WASHINGTON - A meeting between the Attorney General of the United States and the Chairman of the House Oversight and Government Reform Committee has ended without an agreement to postpone the Committee's vote that would decide whether to hold Eric Holder in contempt of Congress.
Rep. Darrell Issa, the Committee Chairman, has been asking for internal records from the Department of Justice for months, but he says Holder has refused to deliver all of the documents he is requesting.
The records, according to Issa's spokespeople, could reveal which DOJ officials knew about ATF's controversial Fast and Furious case and how high-ranking officials handled the situation as details about the case continued to unfold.
Holder has said the case, in which Phoenix ATF agents failed to track guns as they were passed to criminals from straw buyers, was flawed.
"I had hoped that after this evening's meeting I would be able to tell you that the Department had delivered documents that would justify the postponement of tomorrow's vote on contempt," Issa said.
"The Department told the Committee on Thursday that it had documents it could produce that would answer our questions.
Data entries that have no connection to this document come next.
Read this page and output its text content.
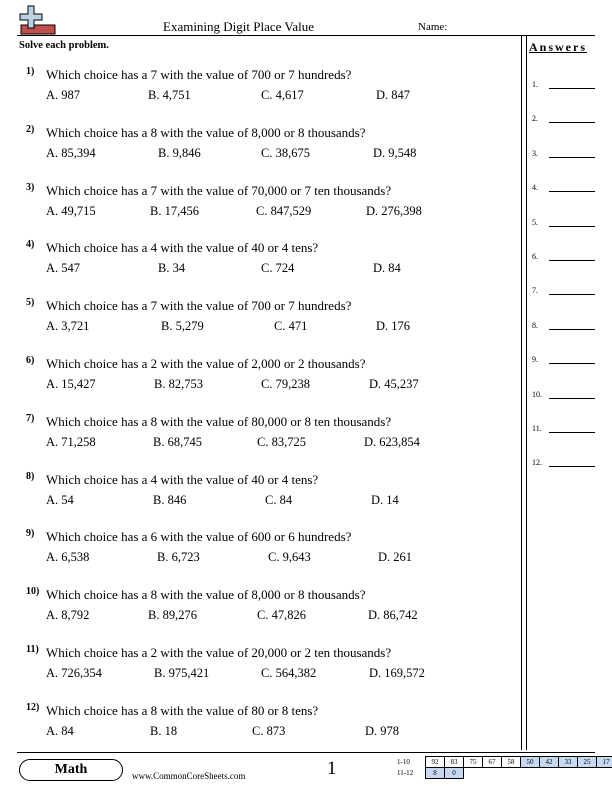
Examining Digit Place Value	Name:
Solve each problem.	Answers
1) Which choice has a 7 with the value of 700 or 7 hundreds?
A. 987	B. 4,751	C. 4,617	D. 847
2) Which choice has a 8 with the value of 8,000 or 8 thousands?
A. 85,394	B. 9,846	C. 38,675	D. 9,548
3) Which choice has a 7 with the value of 70,000 or 7 ten thousands?
A. 49,715	B. 17,456	C. 847,529	D. 276,398
4) Which choice has a 4 with the value of 40 or 4 tens?
A. 547	B. 34	C. 724	D. 84
5) Which choice has a 7 with the value of 700 or 7 hundreds?
A. 3,721	B. 5,279	C. 471	D. 176
6) Which choice has a 2 with the value of 2,000 or 2 thousands?
A. 15,427	B. 82,753	C. 79,238	D. 45,237
7) Which choice has a 8 with the value of 80,000 or 8 ten thousands?
A. 71,258	B. 68,745	C. 83,725	D. 623,854
8) Which choice has a 4 with the value of 40 or 4 tens?
A. 54	B. 846	C. 84	D. 14
9) Which choice has a 6 with the value of 600 or 6 hundreds?
A. 6,538	B. 6,723	C. 9,643	D. 261
10) Which choice has a 8 with the value of 8,000 or 8 thousands?
A. 8,792	B. 89,276	C. 47,826	D. 86,742
11) Which choice has a 2 with the value of 20,000 or 2 ten thousands?
A. 726,354	B. 975,421	C. 564,382	D. 169,572
12) Which choice has a 8 with the value of 80 or 8 tens?
A. 84	B. 18	C. 873	D. 978
1.
2.
3.
4.
5.
6.
7.
8.
9.
10.
11.
12.
Math	www.CommonCoreSheets.com	1	1-10	92	83	75	67	58	50	42	33	25	17
11-12	8	0								
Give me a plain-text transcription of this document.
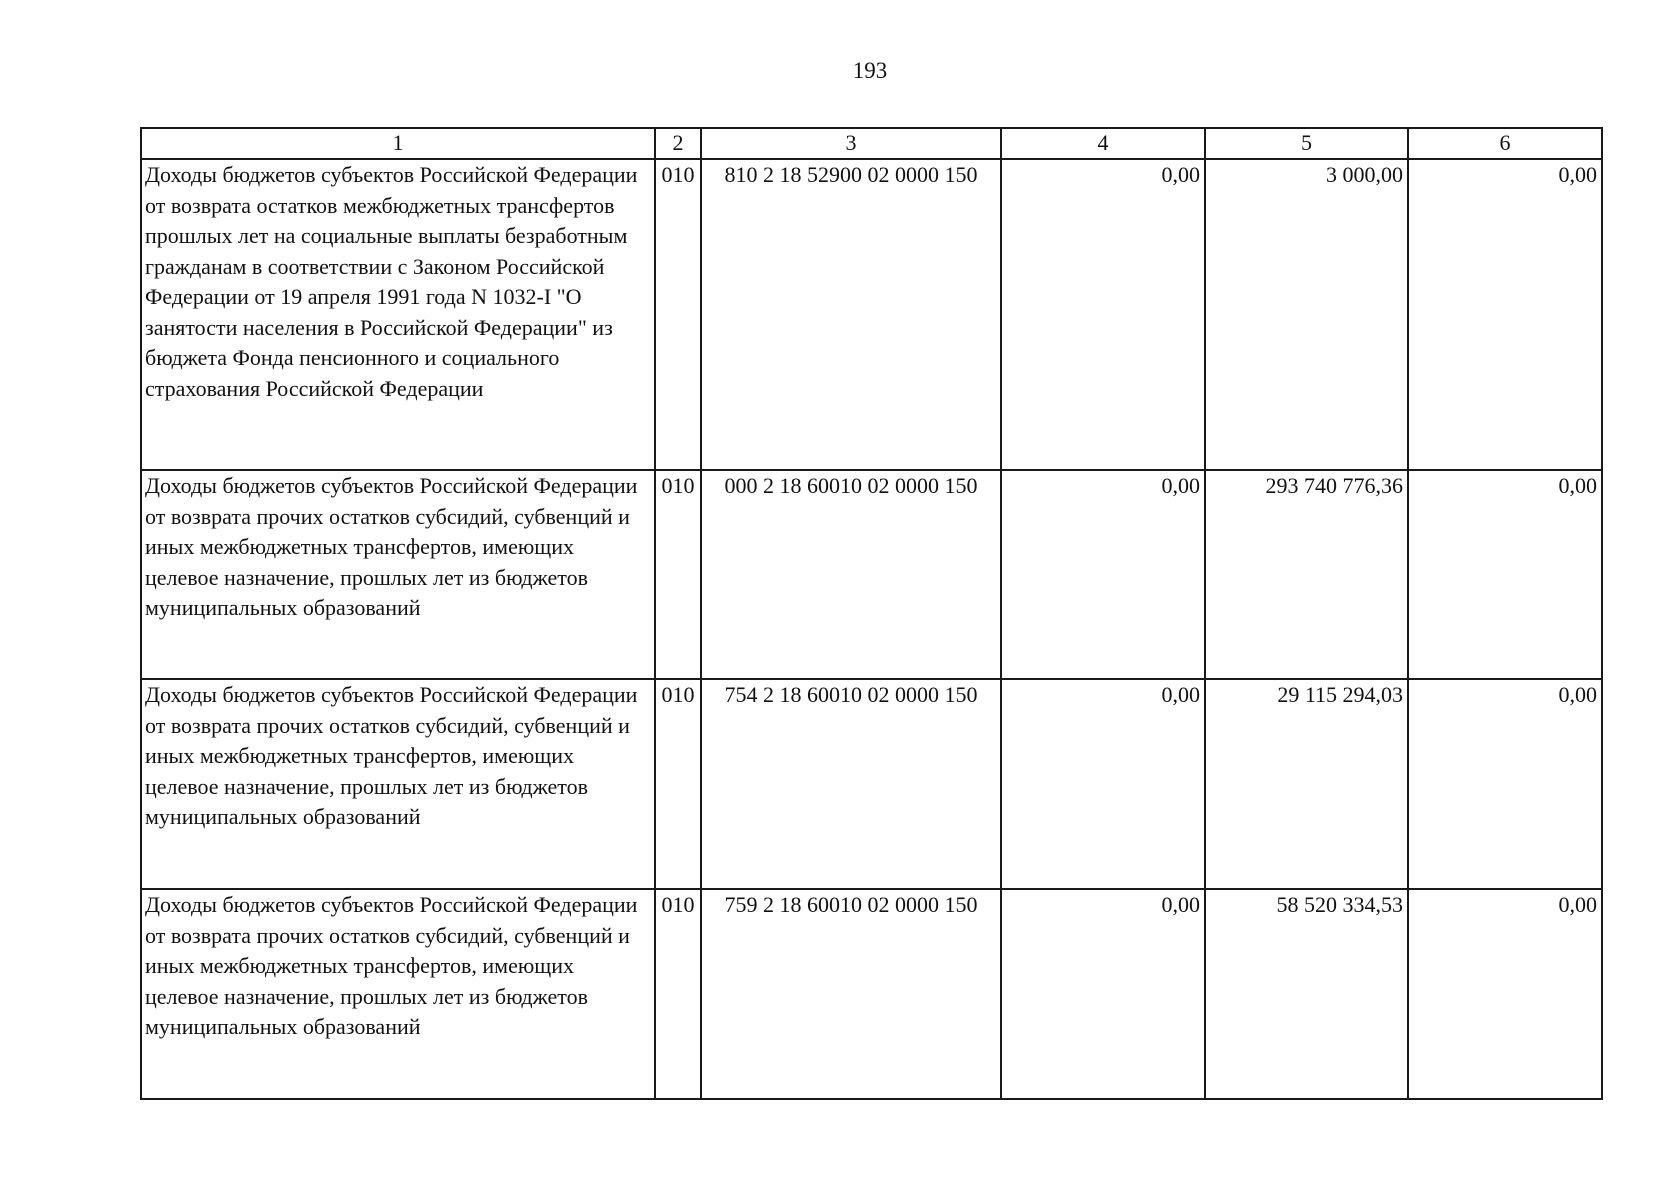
193
1	2	3	4	5	6
Доходы бюджетов субъектов Российской Федерации от возврата остатков межбюджетных трансфертов прошлых лет на социальные выплаты безработным гражданам в соответствии с Законом Российской Федерации от 19 апреля 1991 года N 1032-I "О занятости населения в Российской Федерации" из бюджета Фонда пенсионного и социального страхования Российской Федерации	010	810 2 18 52900 02 0000 150	0,00	3 000,00	0,00
Доходы бюджетов субъектов Российской Федерации от возврата прочих остатков субсидий, субвенций и иных межбюджетных трансфертов, имеющих целевое назначение, прошлых лет из бюджетов муниципальных образований	010	000 2 18 60010 02 0000 150	0,00	293 740 776,36	0,00
Доходы бюджетов субъектов Российской Федерации от возврата прочих остатков субсидий, субвенций и иных межбюджетных трансфертов, имеющих целевое назначение, прошлых лет из бюджетов муниципальных образований	010	754 2 18 60010 02 0000 150	0,00	29 115 294,03	0,00
Доходы бюджетов субъектов Российской Федерации от возврата прочих остатков субсидий, субвенций и иных межбюджетных трансфертов, имеющих целевое назначение, прошлых лет из бюджетов муниципальных образований	010	759 2 18 60010 02 0000 150	0,00	58 520 334,53	0,00
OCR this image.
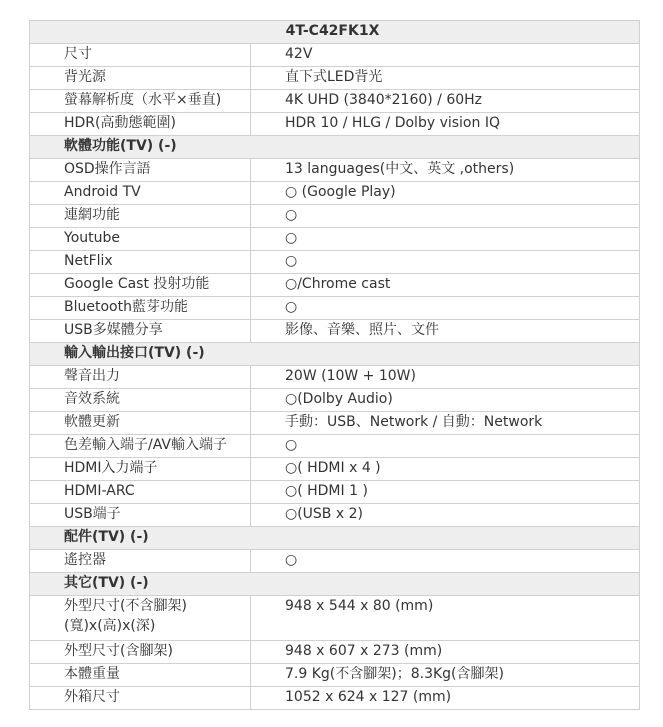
4T-C42FK1X	
尺寸	42V
背光源	直下式LED背光
螢幕解析度（水平×垂直)	4K UHD (3840*2160) / 60Hz
HDR(高動態範圍)	HDR 10 / HLG / Dolby vision IQ
軟體功能(TV) (-)	
OSD操作言語	13 languages(中文、英文 ,others)
Android TV	○ (Google Play)
連網功能	○
Youtube	○
NetFlix	○
Google Cast 投射功能	○/Chrome cast
Bluetooth藍芽功能	○
USB多媒體分享	影像、音樂、照片、文件
輸入輸出接口(TV) (-)	
聲音出力	20W (10W + 10W)
音效系統	○(Dolby Audio)
軟體更新	手動：USB、Network / 自動：Network
色差輸入端子/AV輸入端子	○
HDMI入力端子	○( HDMI x 4 )
HDMI-ARC	○( HDMI 1 )
USB端子	○(USB x 2)
配件(TV) (-)	
遙控器	○
其它(TV) (-)	
外型尺寸(不含腳架)(寬)x(高)x(深)	948 x 544 x 80 (mm)
外型尺寸(含腳架)	948 x 607 x 273 (mm)
本體重量	7.9 Kg(不含腳架)；8.3Kg(含腳架)
外箱尺寸	1052 x 624 x 127 (mm)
Today, the Attorney General informed us that the Department would not be producing those documents. The only offer they made involved us ending our investigation," he said.
"The ball is in their court," Holder countered after the meeting. "They rejected what I thought was an extraordinary offer on our part. They have, I guess until they decide. They have the ability to change their minds," he said, accusing Issa of political gamesmanship.
"Deputy AG and I came here today in good faith, wanted to resolve ongoing dispute; have made to date unprecedented number of documents available, provided deliberative materials to committee, laid out plan that might resolve this matter, offered to make documents available from Feb to Dec 2011, at least as of now the committee has rejected that proposal," said Holder, after the meeting.
"It is our hope that we can somehow find a way through this; our offer is still there, still outstanding, far beyond what Justice Department has done previously. We offered the documents that satisfy 2 subpoenas sent to us; emails, documents of that nature, detail how the department handled itself from Feb to Dec. 2011, shows the department made no attempt to deceive," he said.
A vote is scheduled for Wednesday morning.
If the Committee votes in favor of the contempt of Congress action, the issue would next go to the entire House of Representatives for a vote.